Ce matin, en te levant après une nuit tourmentée, tu devais avoir un goût amer dans la bouche. Comme moi, tu as pensé, sans doute, que c’était un mauvais rêve voire un cauchemar que l’on oublie vite. La nuit portant conseil, il était, en effet, improbable que tu ne figures pas parmi les 30 meilleurs joueurs de France et, de surcroît, parmi les 9 meilleurs attaquants du Royaume !

Pourtant…

A 21 ans, à l’été dernier, tu signais dans l’un des plus grands club du Monde. Tu complétais l’affiche de ce qui devait être le blockbuster européen de l’année en compagnie de Kaka et de Cristiano Ronaldo, vedettes déjà oscarisées au ballon d’or. Rien que cela ! Adepte de la nouvelle vague, l’ancien producteur des galactiques (par ordre d’apparition à l’écran Figo, Zidane, Ronaldo et Beckham) s’était déplacé, en personne, au domicile familial pour te montrer la confiance que la Maison Blanche voulait placer en toi dans leur projet Hollywoodien. Lors de la pré-saison, durant les répétitions avant le tournage final, tu donnais largement la réplique à l’idole locale, Raul, en terminant d’égal à égal avec lui comme meilleur buteur de l’été avec 5 buts. Florentino Perez déclarait alors que tu étais le meilleur recrutement estival du Real Madrid, loin devant le brésilien et le portugais !

(Tu claquais même la bise à Di Stefano)

Pourtant…

Dix mois plus tard, le film annoncé comme vainqueur assuré du box office a tourné à une mauvaise série B avec l’affront suprême d’avoir été dépassé, au printemps, par un film français à petit budget, dans lequel tu connaissais tous les acteurs et auquel tu aurais pu participer une fois de plus, si tu l’avais souhaité.

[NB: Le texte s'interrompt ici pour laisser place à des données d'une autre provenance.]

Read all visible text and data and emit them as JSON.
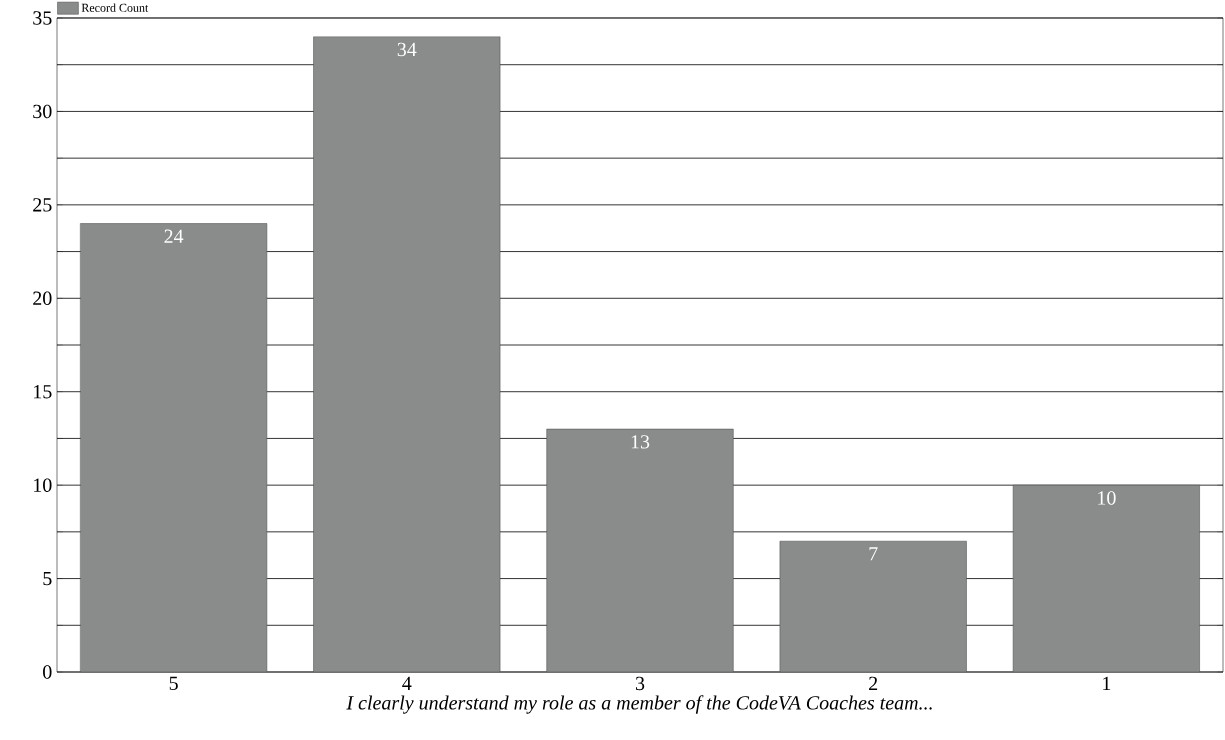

Tu en es sorti blessé, mais, cet échec, tu l’avais oublié. Oublié aussi, le fait qu’un acteur de Tango t’avait volé la vedette auprès du metteur en scène. L’été venue, tu le savais : tu allais briller de nouveau, comme l’année dernière.

Pourtant…

Hier soir, au moment de l’annonce des nominés par Raymond, TF1  passait pour toi le dernier Almodovar, étreintes brisées. En spécialiste averti du cinéma, Raymond jouait au critique : « Karim a eu une saison très difficile ». Même si tu avais placé tes espoirs plus haut, tu n’as pourtant pas à rougir de tes stats sur cette saison: 14 matchs, 8 buts, 3 passes décisives… Je pense que certains aimeraient bien avoir des saisons très difficiles comme la tienne…Comme toi, peut-être, j’avais souvent été d’accord avec le Raymond sélectionneur. Par contre, les critiques à son égard m’ont souvent paru largement justifiées sur le Raymond tacticien dès lors que l’on parlait d’animation, de système de jeu ou de coaching. Dans la seconde partie de sa critique, il évoquait des « critères pas forcément visibles » mais que lui a vu visiblement. En candide, ne faisant pas partie de ceux qui savent à la DTN, je m’interroge : ne doit-on pas prendre les meilleurs dans une sélection ? Le travail d’un sélectionneur n’est-il pas de faire cohabiter tous les talents au sein du collectif ? Et si problèmes d’égo il y a, la faconde de Raymond  lui permet tout de même de vous démontrer que cela ne mène à rien !

Pourtant…

Là où Raymond a raison, c’est quand il dit que tu as du « talent » et que tu as « l’avenir devant toi ». Dommage, cependant, qu’il estime que ton talent se serait envolé entre le 11 juin et le 11 juillet ! Tu n’étais « pas si loin » a-t-il nuancé… En prononçant cette phrase, Raymond a rassuré Del Bosque, Dunga ou Capello, car si tu avais été loin, nos futurs adversaires n’auraient pas fermé l’oeil de la nuit en Afrique du sud. Si tu avais été loin, la FIFA aurait même pu annuler la compétition sur le champ. Cela n’aurait pas valu la peine d’avoir les oreilles cassées pendant un mois par les vuvuzelas si l’équipe de France avaient 30 joueurs avec un talent largemment supérieur au tien. Cependant, notre selectionneur a ajouté qu’après le 1er juin, il pouvait appeler « n’importe qui qui n’est pas dans les trente »… Mais tu n’es pas n’importe qui ! Tu es de ceux qui ont l’étoffe de nos ballons d’or français (Kopa, Platini, Zidane et…Papin) ou du moins de ceux qui ont figuré au podium de ce classement biblique (Giresse, Tigana et… Henry). Dès que tu touches la balle, cela saute aux yeux….

Pourtant…

« Karim va rebondir », a-t-il dit. Là dessus, je te fais confiance car tu es le meilleur d’entre-nous, selon une expression consacrée par un ancien président. En venant de Bordeaux, rassure-toi, Blanc, président lui aussi en son temps, ne peut que le savoir.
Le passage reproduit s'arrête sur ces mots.